The final chapter will be written in the history of a school dating back 130 years when a planning application to build homes is approved.

The plans by Warrington-based developer Countryside (Residential) (NW) Ltd to construct nine luxury houses on the site of the former school on Tempest Lane in Lostock are set to be given the go-ahead by Bolton Council.

The Secretary of State for the Environment, John Prescott, granted outline planning permission for houses in January this year.

The council then sold the school and the land around for £1million to Countryside.

Protesters had launched a campaign to save the Victorian school when plans to bulldoze it were first mooted by the council three years ago.

They collected 200 letters of objection.

The protesters claimed a partial victory after restricting the extent of the planned development but failed to save the school.

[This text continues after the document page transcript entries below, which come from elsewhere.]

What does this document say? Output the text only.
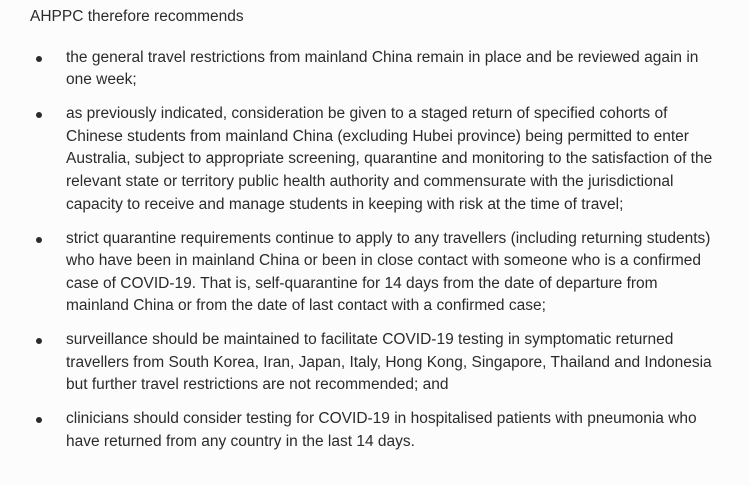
AHPPC therefore recommends

the general travel restrictions from mainland China remain in place and be reviewed again in one week;
as previously indicated, consideration be given to a staged return of specified cohorts of Chinese students from mainland China (excluding Hubei province) being permitted to enter Australia, subject to appropriate screening, quarantine and monitoring to the satisfaction of the relevant state or territory public health authority and commensurate with the jurisdictional capacity to receive and manage students in keeping with risk at the time of travel;
strict quarantine requirements continue to apply to any travellers (including returning students) who have been in mainland China or been in close contact with someone who is a confirmed case of COVID-19. That is, self-quarantine for 14 days from the date of departure from mainland China or from the date of last contact with a confirmed case;
surveillance should be maintained to facilitate COVID-19 testing in symptomatic returned travellers from South Korea, Iran, Japan, Italy, Hong Kong, Singapore, Thailand and Indonesia but further travel restrictions are not recommended; and
clinicians should consider testing for COVID-19 in hospitalised patients with pneumonia who have returned from any country in the last 14 days.
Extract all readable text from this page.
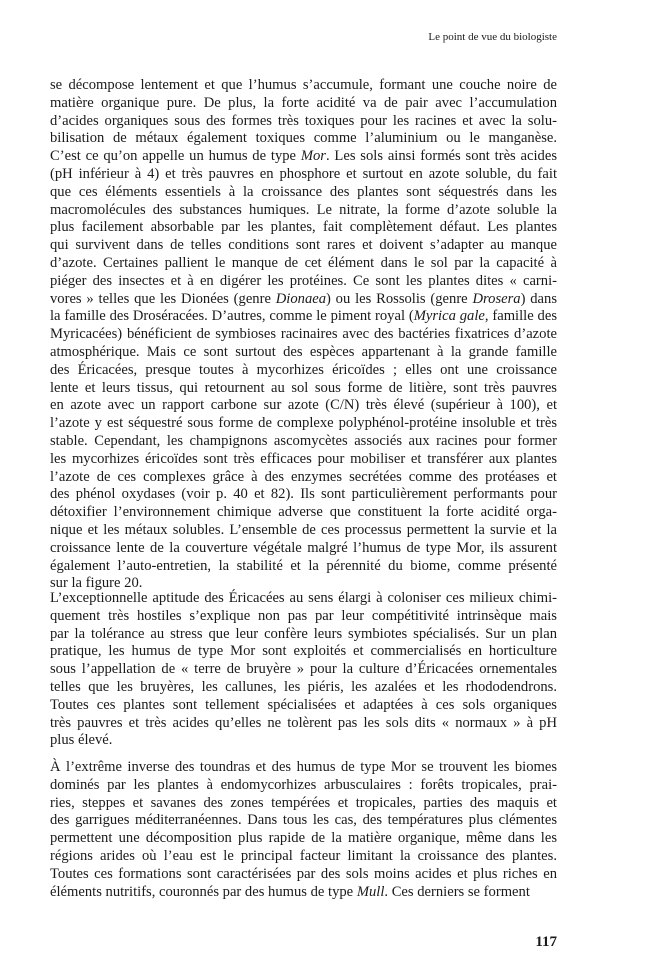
Le point de vue du biologiste
se décompose lentement et que l’humus s’accumule, formant une couche noire de
matière organique pure. De plus, la forte acidité va de pair avec l’accumulation
d’acides organiques sous des formes très toxiques pour les racines et avec la solu-
bilisation de métaux également toxiques comme l’aluminium ou le manganèse.
C’est ce qu’on appelle un humus de type Mor. Les sols ainsi formés sont très acides
(pH inférieur à 4) et très pauvres en phosphore et surtout en azote soluble, du fait
que ces éléments essentiels à la croissance des plantes sont séquestrés dans les
macromolécules des substances humiques. Le nitrate, la forme d’azote soluble la
plus facilement absorbable par les plantes, fait complètement défaut. Les plantes
qui survivent dans de telles conditions sont rares et doivent s’adapter au manque
d’azote. Certaines pallient le manque de cet élément dans le sol par la capacité à
piéger des insectes et à en digérer les protéines. Ce sont les plantes dites « carni-
vores » telles que les Dionées (genre Dionaea) ou les Rossolis (genre Drosera) dans
la famille des Droséracées. D’autres, comme le piment royal (Myrica gale, famille des
Myricacées) bénéficient de symbioses racinaires avec des bactéries fixatrices d’azote
atmosphérique. Mais ce sont surtout des espèces appartenant à la grande famille
des Éricacées, presque toutes à mycorhizes éricoïdes ; elles ont une croissance
lente et leurs tissus, qui retournent au sol sous forme de litière, sont très pauvres
en azote avec un rapport carbone sur azote (C/N) très élevé (supérieur à 100), et
l’azote y est séquestré sous forme de complexe polyphénol-protéine insoluble et très
stable. Cependant, les champignons ascomycètes associés aux racines pour former
les mycorhizes éricoïdes sont très efficaces pour mobiliser et transférer aux plantes
l’azote de ces complexes grâce à des enzymes secrétées comme des protéases et
des phénol oxydases (voir p. 40 et 82). Ils sont particulièrement performants pour
détoxifier l’environnement chimique adverse que constituent la forte acidité orga-
nique et les métaux solubles. L’ensemble de ces processus permettent la survie et la
croissance lente de la couverture végétale malgré l’humus de type Mor, ils assurent
également l’auto-entretien, la stabilité et la pérennité du biome, comme présenté
sur la figure 20.
L’exceptionnelle aptitude des Éricacées au sens élargi à coloniser ces milieux chimi-
quement très hostiles s’explique non pas par leur compétitivité intrinsèque mais
par la tolérance au stress que leur confère leurs symbiotes spécialisés. Sur un plan
pratique, les humus de type Mor sont exploités et commercialisés en horticulture
sous l’appellation de « terre de bruyère » pour la culture d’Éricacées ornementales
telles que les bruyères, les callunes, les piéris, les azalées et les rhododendrons.
Toutes ces plantes sont tellement spécialisées et adaptées à ces sols organiques
très pauvres et très acides qu’elles ne tolèrent pas les sols dits « normaux » à pH
plus élevé.
À l’extrême inverse des toundras et des humus de type Mor se trouvent les biomes
dominés par les plantes à endomycorhizes arbusculaires : forêts tropicales, prai-
ries, steppes et savanes des zones tempérées et tropicales, parties des maquis et
des garrigues méditerranéennes. Dans tous les cas, des températures plus clémentes
permettent une décomposition plus rapide de la matière organique, même dans les
régions arides où l’eau est le principal facteur limitant la croissance des plantes.
Toutes ces formations sont caractérisées par des sols moins acides et plus riches en
éléments nutritifs, couronnés par des humus de type Mull. Ces derniers se forment
117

Signs have been put up in the past few weeks warning people to stay away because the buildings have become unstable and dangerous.

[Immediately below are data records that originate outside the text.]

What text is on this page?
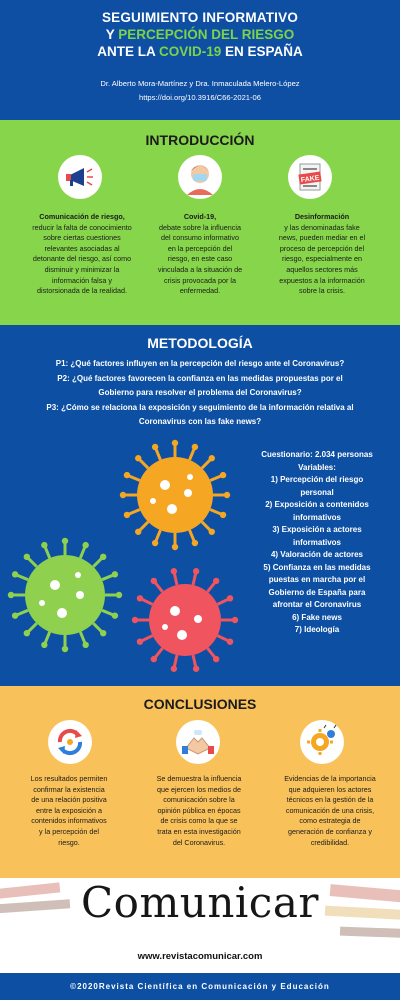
SEGUIMIENTO INFORMATIVO
Y PERCEPCIÓN DEL RIESGO
ANTE LA COVID-19 EN ESPAÑA
Dr. Alberto Mora-Martínez y Dra. Inmaculada Melero-López
https://doi.org/10.3916/C66-2021-06
INTRODUCCIÓN
FAKE
Comunicación de riesgo,
reducir la falta de conocimiento
sobre ciertas cuestiones
relevantes asociadas al
detonante del riesgo, así como
disminuir y minimizar la
información falsa y
distorsionada de la realidad.
Covid-19,
debate sobre la influencia
del consumo informativo
en la percepción del
riesgo, en este caso
vinculada a la situación de
crisis provocada por la
enfermedad.
Desinformación
y las denominadas fake
news, pueden mediar en el
proceso de percepción del
riesgo, especialmente en
aquellos sectores más
expuestos a la información
sobre la crisis.
METODOLOGÍA
P1: ¿Qué factores influyen en la percepción del riesgo ante el Coronavirus?
P2: ¿Qué factores favorecen la confianza en las medidas propuestas por el
Gobierno para resolver el problema del Coronavirus?
P3: ¿Cómo se relaciona la exposición y seguimiento de la información relativa al
Coronavirus con las fake news?
Cuestionario: 2.034 personas
Variables:
1) Percepción del riesgo
personal
2) Exposición a contenidos
informativos
3) Exposición a actores
informativos
4) Valoración de actores
5) Confianza en las medidas
puestas en marcha por el
Gobierno de España para
afrontar el Coronavirus
6) Fake news
7) Ideología
CONCLUSIONES
Los resultados permiten
confirmar la existencia
de una relación positiva
entre la exposición a
contenidos informativos
y la percepción del
riesgo.
Se demuestra la influencia
que ejercen los medios de
comunicación sobre la
opinión pública en épocas
de crisis como la que se
trata en esta investigación
del Coronavirus.
Evidencias de la importancia
que adquieren los actores
técnicos en la gestión de la
comunicación de una crisis,
como estrategia de
generación de confianza y
credibilidad.
Comunicar
www.revistacomunicar.com
©2020Revista Científica en Comunicación y Educación
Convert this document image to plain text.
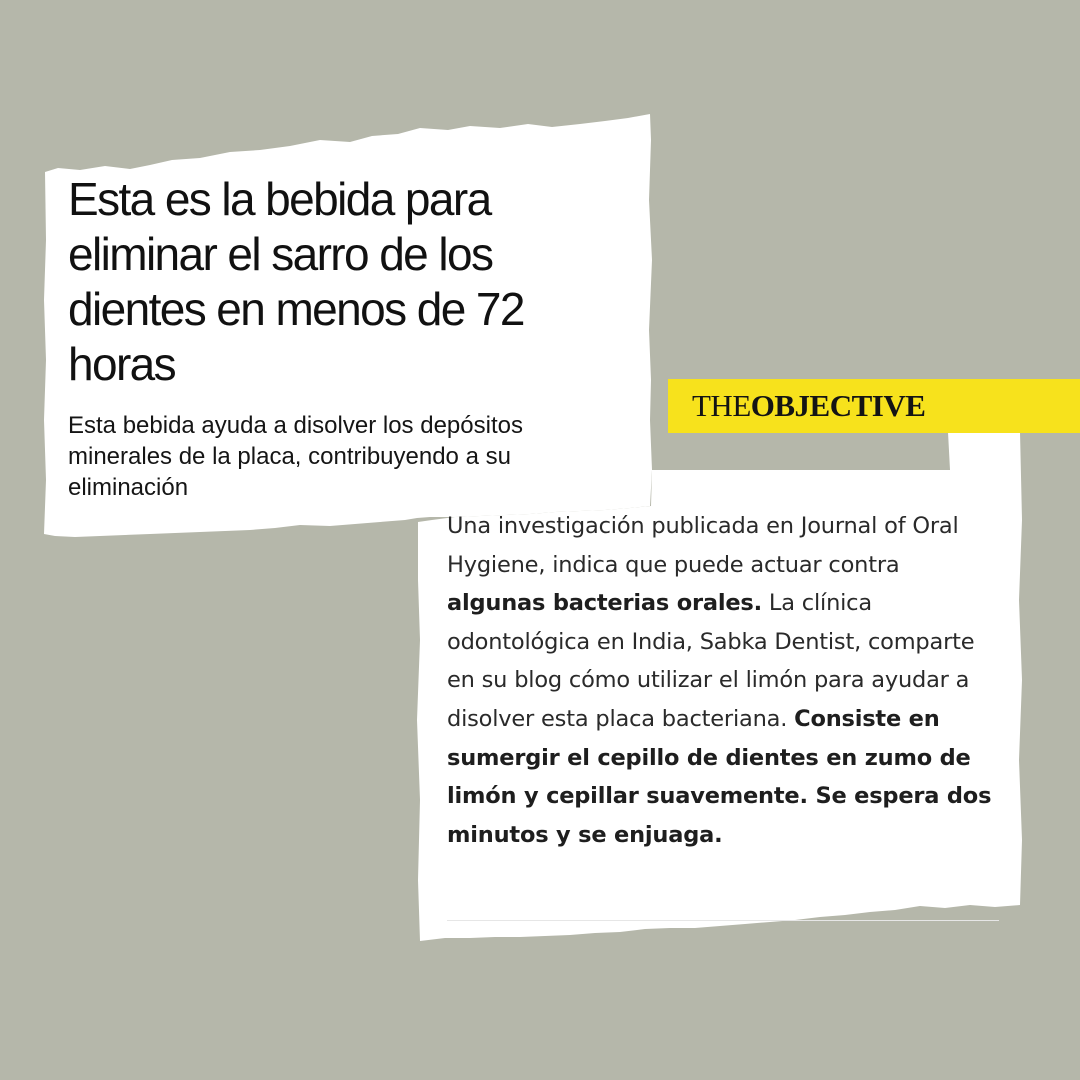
Esta es la bebida para eliminar el sarro de los dientes en menos de 72 horas

Esta bebida ayuda a disolver los depósitos minerales de la placa, contribuyendo a su eliminación

THEOBJECTIVE

Una investigación publicada en Journal of Oral Hygiene, indica que puede actuar contra algunas bacterias orales. La clínica odontológica en India, Sabka Dentist, comparte en su blog cómo utilizar el limón para ayudar a disolver esta placa bacteriana. Consiste en sumergir el cepillo de dientes en zumo de limón y cepillar suavemente. Se espera dos minutos y se enjuaga.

Tempest Road resident Margaret Edge said: "We thought it could have been turned into something rather than be knocked down. But it is now declared unsafe so I don't see there is anything else we can do."

She added that the residents of Lostock were now concentrating on a new battle to save woodland threatened by a car park being built at Ladybridge Football Club.

The designs of the nine detached three and four-bedroom houses will have to be approved by Bolton Council planners.

A council spokesman said: "We viewed this as one of our assets to sell and that is what we have done. The Secretary of State has approved it and the buildings are not listed." Classes outdoors for delicate pupils LOSTOCK Open Air School was originally set up as the Lostock Industrial School with the philanthropic aim of rescuing children from the worst aspects of the industrial revolution.

Its name was later changed to Lostock Park School and took care of disruptive pupils.

Facts and figures about the school:

Built at original cost of £5,000 in 1870;

Originally called Lostock Industrial School, it was sited at Lostock Junction because it was considered one of the healthiest places in Bolton at a time when scores of mill chimneys poured out smoke and industrial pollution;

The trustees of the school gave the school as a gift to Bolton education authority in 1925;

It envisaged as an open air school with many classes taught in the outdoors for "delicate children" and for those suffering with respiratory and other medical problems;

Up to 100 children once lived and were taught there;

It had a heated indoor swimming pool as well as dormitories for the pupils;

The institution was closed as an open air school in 1986 and reopened as a place of learning for children with social and emotional needs;

But the school was earmarked for complete closure in 1995 after the council decided it could not afford £399,000 a year running costs;

The last of the remaining 31 pupils went in 1996 to the new Stocks Park School in Horwich.